5. The chip-type micro-connector of claim 1, wherein the chips are electrically connected to the package substrate by wiring.

6. The chip-type micro-connector of claim 1, wherein the package substrate is electrically connected to a printed circuit board.

7. The chip-type micro-connector of claim 1, wherein the connecting wires are a single-layer wiring structure.

8. The chip-type micro-connector of claim 1, wherein the connecting wires are a multi-layer wiring structure.

9. The chip-type micro-connector of claim 1, wherein a thickness of each connecting wire is larger than 0.5 micrometers.

10. The chip-type micro-connector of claim 1, wherein a critical dimension of each connecting wire is larger than 10 micrometers.

11. The chip-type micro-connector of claim 1, wherein the chip-type micro-connector is a horizontal type micro-connector, and the chips and the micro-connector are positioned in a plane.

12. The chip-type micro-connector of claim 1, wherein the chip-type micro-connector is a vertical type micro-connector, the chips and the micro-connector are vertically stacked, and the micro-connector is positioned between the chips.

13. A method of packaging a plurality of chips comprising:

providing a connection substrate;

forming a plurality of connecting wires in the connection substrate, and a plurality of contact pads electrically connected to the connecting wires;

providing a plurality of chips electrically connected to the contact pads; and

utilizing a cap layer to package the connection substrate and the chips on a package substrate.

14. The method of claim 13, wherein steps of forming the connecting wires and the contact pads comprise:

forming at least a dielectric layer on the connection substrate;

forming a conducting layer on the dielectric layer;

partially removing the conducting layer to pattern the plurality of connecting wires; forming a passivation layer on the dielectric layer and the connecting wires; and

partially removing the passivation layer to form the plurality of contact pads.

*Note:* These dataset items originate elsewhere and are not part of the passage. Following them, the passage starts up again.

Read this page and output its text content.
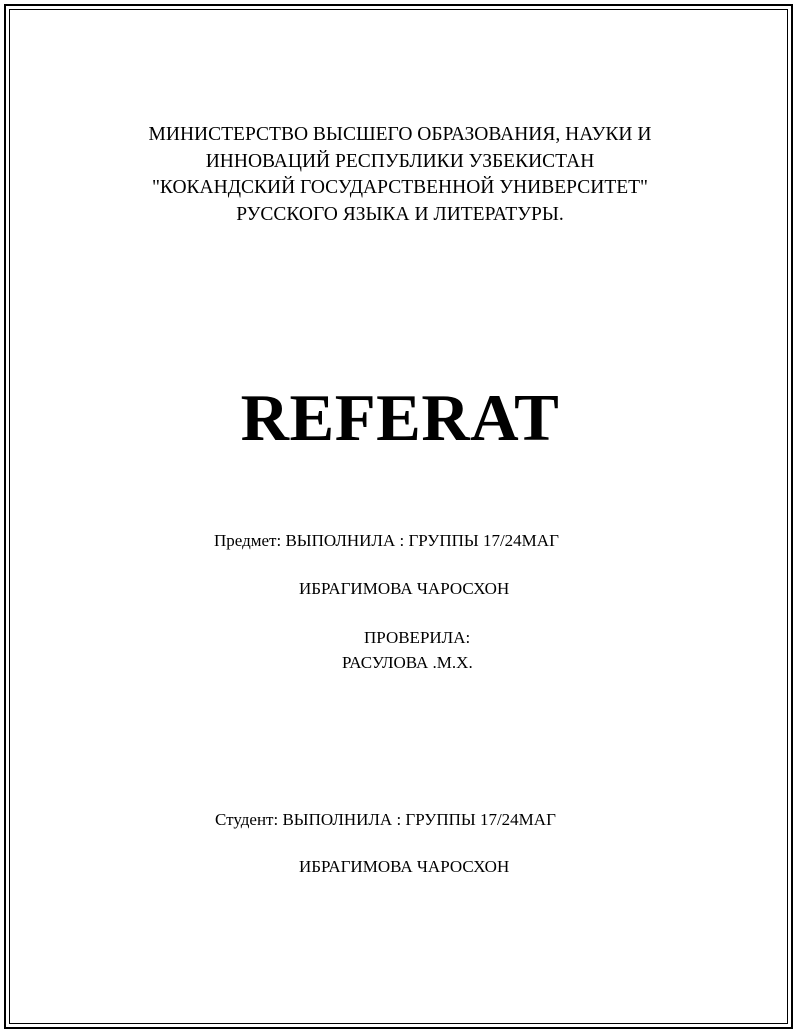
МИНИСТЕРСТВО ВЫСШЕГО ОБРАЗОВАНИЯ, НАУКИ И
ИННОВАЦИЙ РЕСПУБЛИКИ УЗБЕКИСТАН
"КОКАНДСКИЙ ГОСУДАРСТВЕННОЙ УНИВЕРСИТЕТ"
РУССКОГО ЯЗЫКА И ЛИТЕРАТУРЫ.
REFERAT
Предмет: ВЫПОЛНИЛА : ГРУППЫ 17/24МАГ
ИБРАГИМОВА ЧАРОСХОН
ПРОВЕРИЛА:
РАСУЛОВА .М.Х.
Студент: ВЫПОЛНИЛА : ГРУППЫ 17/24МАГ
ИБРАГИМОВА ЧАРОСХОН
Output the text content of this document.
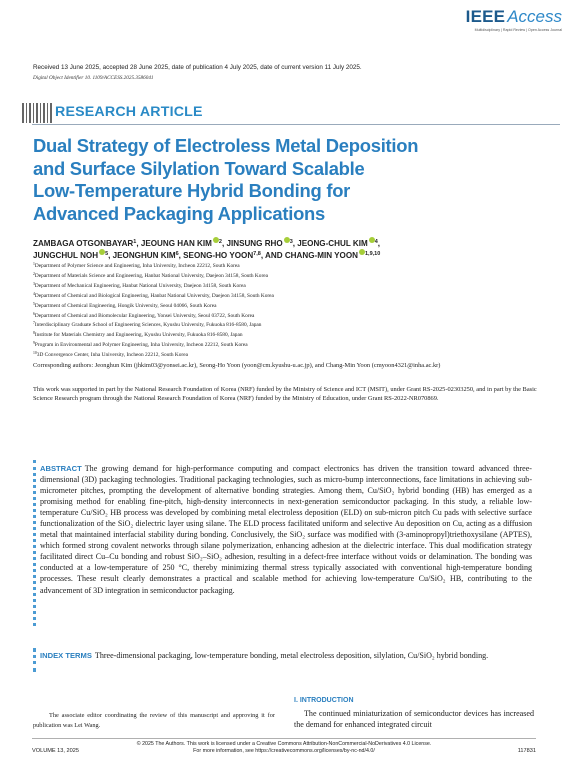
IEEE Access
Multidisciplinary | Rapid Review | Open Access Journal
Received 13 June 2025, accepted 28 June 2025, date of publication 4 July 2025, date of current version 11 July 2025.
Digital Object Identifier 10. 1109/ACCESS.2025.3586041
RESEARCH ARTICLE
Dual Strategy of Electroless Metal Deposition
and Surface Silylation Toward Scalable
Low-Temperature Hybrid Bonding for
Advanced Packaging Applications
ZAMBAGA OTGONBAYAR$^1$, JEOUNG HAN KIM $^2$, JINSUNG RHO $^3$, JEONG-CHUL KIM $^4$,
JUNGCHUL NOH $^5$, JEONGHUN KIM$^6$, SEONG-HO YOON$^{7,8}$, AND CHANG-MIN YOON $^{1,9,10}$
$^1$Department of Polymer Science and Engineering, Inha University, Incheon 22212, South Korea
$^2$Department of Materials Science and Engineering, Hanbat National University, Daejeon 34158, South Korea
$^3$Department of Mechanical Engineering, Hanbat National University, Daejeon 34158, South Korea
$^4$Department of Chemical and Biological Engineering, Hanbat National University, Daejeon 34158, South Korea
$^5$Department of Chemical Engineering, Hongik University, Seoul 04066, South Korea
$^6$Department of Chemical and Biomolecular Engineering, Yonsei University, Seoul 03722, South Korea
$^7$Interdisciplinary Graduate School of Engineering Sciences, Kyushu University, Fukuoka 816-8580, Japan
$^8$Institute for Materials Chemistry and Engineering, Kyushu University, Fukuoka 816-8580, Japan
$^9$Program in Environmental and Polymer Engineering, Inha University, Incheon 22212, South Korea
$^{10}$3D Convergence Center, Inha University, Incheon 22212, South Korea
Corresponding authors: Jeonghun Kim (jhkim03@yonsei.ac.kr), Seong-Ho Yoon (yoon@cm.kyushu-u.ac.jp), and Chang-Min Yoon (cmyoon4321@inha.ac.kr)
This work was supported in part by the National Research Foundation of Korea (NRF) funded by the Ministry of Science and ICT (MSIT), under Grant RS-2025-02303250, and in part by the Basic Science Research program through the National Research Foundation of Korea (NRF) funded by the Ministry of Education, under Grant RS-2022-NR070869.
ABSTRACT The growing demand for high-performance computing and compact electronics has driven the transition toward advanced three-dimensional (3D) packaging technologies. Traditional packaging technologies, such as micro-bump interconnections, face limitations in achieving sub-micrometer pitches, prompting the development of alternative bonding strategies. Among them, Cu/SiO₂ hybrid bonding (HB) has emerged as a promising method for enabling fine-pitch, high-density interconnects in next-generation semiconductor packaging. In this study, a reliable low-temperature Cu/SiO₂ HB process was developed by combining metal electroless deposition (ELD) on sub-micron pitch Cu pads with selective surface functionalization of the SiO₂ dielectric layer using silane. The ELD process facilitated uniform and selective Au deposition on Cu, acting as a diffusion metal that maintained interfacial stability during bonding. Conclusively, the SiO₂ surface was modified with (3-aminopropyl)triethoxysilane (APTES), which formed strong covalent networks through silane polymerization, enhancing adhesion at the dielectric interface. This dual modification strategy facilitated direct Cu–Cu bonding and robust SiO₂–SiO₂ adhesion, resulting in a defect-free interface without voids or delamination. The bonding was conducted at a low-temperature of 250 °C, thereby minimizing thermal stress typically associated with conventional high-temperature bonding processes. These result clearly demonstrates a practical and scalable method for achieving low-temperature Cu/SiO₂ HB, contributing to the advancement of 3D integration in semiconductor packaging.
INDEX TERMS Three-dimensional packaging, low-temperature bonding, metal electroless deposition, silylation, Cu/SiO₂ hybrid bonding.
The associate editor coordinating the review of this manuscript and approving it for publication was Lei Wang.
I. INTRODUCTION
The continued miniaturization of semiconductor devices has increased the demand for enhanced integrated circuit
© 2025 The Authors. This work is licensed under a Creative Commons Attribution-NonCommercial-NoDerivatives 4.0 License.
For more information, see https://creativecommons.org/licenses/by-nc-nd/4.0/
VOLUME 13, 2025	117831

15. The method of claim 14, wherein the thickness of the conducting layer is larger than 0.5 micrometers.

16. The method of claim 13, wherein steps of forming the connecting wires and the contact pads comprise:

forming at least a first dielectric layer on the connection substrate;

forming a first conducting layer on the first dielectric layer;

partially removing the first conducting layer to pattern at least a first connecting wire;

forming a second dielectric layer on the first dielectric layer and the first connecting wire;

forming a second conducting layer on the second dielectric layer;

partially removing the second conducting layer to pattern at least a second connecting wire;

forming a passivation layer on the second dielectric layer and the second connecting wire; and

partially removing the passivation layer to form the plurality of contact pads.

17. The method of claim 16, wherein a thickness of the first conducting layer is larger than 0.5 micrometers.

18. The method of claim 16, wherein a thickness of the second conducting layer is larger than 0.5 micrometers.

19. The method of claim 13, wherein a critical dimension of each connecting wire is larger than 0.5 micrometers.